On Sat, 27 Jan 2001 14:31:38 -0700, Bob George wrote:
>> I run DR-DOS. in single tasking mode. no background, nothing for a
>> virus running on netware to get into.
> Yet DR-DOS remains vulnerable to virus attacks, no? Pop in a diskette
> infected with a boot-sector virus, and you're still vulnerable even BEFORE
> the OS loads. And others were equally effective, weren't they? My only point
> is that a single-tasker isn't somehow immune, and usage dictates
> vulnerability on most single-taskers.
"pop in a diskette", or run an infected program. but in dos email
the incoming are not recognized as 'executables' by dos. You can put
something in your download directory, and if such a downloaded file
is infected, you got a problem. But to be posted as an executable in
the first place, as at SIMTEL, it is subjected to virus scans. And in
the dos os, which is so simple, there are very few, and easily
recognized interrupts which write to a drive. The robusticity of dos
virus scans is vastly better.
but if all you do is look at attachments... the dos browser does not
execute, but only open for display on the screen, as a JPG. At best a
corrupted image would crash the software. No way could an attachment
infect a system unless you purposly tried to run it at the dos CLI.
> Not to get off on an old theme, but I don't equate saboteurs with heroes of
> any sort. On any platform.
Nor I. Nor are all former Microsoft programmers unethical, or less so in
the open source movement. but Microsoft has made a lot of enemies who
would pay well for winx source code, which might be sold without any
nefarious purpose apparent. More particularly, those enemies have
cracked into Microsoft headquarters, and downloaded an unknown amount of
source code and corporate secrets. I have no way of evaluating what the
risk is, but the plethora of viruses every week gives me pause.
>> You cannot do this with an 'open source' operating systems like Linux
>> or DR-DOS.
> I wasn't aware that DR-DOS is Open Source. Is that the case now?
Http://www.caldera.com bought the rights to DR-DOS. They usta list it
as a download, IIRC, fee based. I think you might be able to find the
earlier, 7.02 version of the sourcecode with the OS itself online.
After download, and unzipped, there is a utility which will burn the
MBR on a floppy for clean boot regardless of what your current OS is.

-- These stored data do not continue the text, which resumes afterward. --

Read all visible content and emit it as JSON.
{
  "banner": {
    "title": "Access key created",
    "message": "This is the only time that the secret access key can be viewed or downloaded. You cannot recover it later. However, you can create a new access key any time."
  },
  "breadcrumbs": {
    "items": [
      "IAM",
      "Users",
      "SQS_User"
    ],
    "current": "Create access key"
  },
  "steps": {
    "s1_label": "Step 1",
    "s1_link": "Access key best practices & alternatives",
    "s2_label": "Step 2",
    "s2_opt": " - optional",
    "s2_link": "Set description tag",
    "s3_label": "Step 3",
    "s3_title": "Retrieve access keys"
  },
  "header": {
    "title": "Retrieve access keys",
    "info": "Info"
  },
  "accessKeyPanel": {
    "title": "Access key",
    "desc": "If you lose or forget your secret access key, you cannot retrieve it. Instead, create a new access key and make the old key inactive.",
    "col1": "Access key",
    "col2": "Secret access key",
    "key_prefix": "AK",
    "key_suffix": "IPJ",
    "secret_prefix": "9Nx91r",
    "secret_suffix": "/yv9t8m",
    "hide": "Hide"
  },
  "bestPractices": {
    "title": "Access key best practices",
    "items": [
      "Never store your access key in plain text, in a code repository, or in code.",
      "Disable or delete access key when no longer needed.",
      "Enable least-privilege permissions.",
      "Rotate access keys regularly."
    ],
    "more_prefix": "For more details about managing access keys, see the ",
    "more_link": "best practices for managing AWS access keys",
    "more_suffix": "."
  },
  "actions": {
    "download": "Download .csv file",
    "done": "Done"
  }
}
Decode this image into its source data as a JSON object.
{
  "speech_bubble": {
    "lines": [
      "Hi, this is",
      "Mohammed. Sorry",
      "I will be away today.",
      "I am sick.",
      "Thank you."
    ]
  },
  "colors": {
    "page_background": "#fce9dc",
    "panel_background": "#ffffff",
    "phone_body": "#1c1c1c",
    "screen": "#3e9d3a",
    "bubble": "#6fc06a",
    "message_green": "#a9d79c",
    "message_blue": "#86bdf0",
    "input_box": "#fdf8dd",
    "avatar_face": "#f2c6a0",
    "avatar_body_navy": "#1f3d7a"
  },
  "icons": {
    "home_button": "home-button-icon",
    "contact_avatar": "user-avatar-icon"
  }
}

If sabotage software is going to function, it hasta be inserted into
the OS kernel or some other executable. Only when code is executed
can the sabotage software piggy back on and run.
If the OS is open source, then there is a copy of that kernel which
you can download. Any sabotage would be a variation in that string
of bytes, and can easily be detected... if you have a standard open
source kernel to compare. You cant get that with winx.
Open source is out there, chapter, verse, and byte. Because it is all
out there for peer review, it hasta be laid out in a rational fashion.
I've looked around in proprietary software; routinely it is chaotic
because they leave all the breakpoints in, and all the error testing
subroutines. It's like carpenters who build a house, and soon as they
are done, slam the door and split... leaving lumber scraps out in the
hallways, nails all over the floor, plumbing tools in the bathroom,
and ductape on the furnace. When you see that shit, you have some
clue as to what they were doing, but you dont have a blueprint.
but if I presented that crap to my programming professor, and he was
competent enough to know good work, he'd give me an 'F'. All that
crap takes up room, and you are never quite sure that a glitch of
some kind might not fire up a tool, and cut a hole thru the floor.
Running a virus scanner over a mess like that is delusional. It hasta
look at every piece of garbage left laying around, and compare that
with a database of shapes. It dont really know that a given piece is
harmless, all it knows is that it dont look familiar. without having
the source code, it cant tell garbage from framework.
uncopywritten- do what you will with it.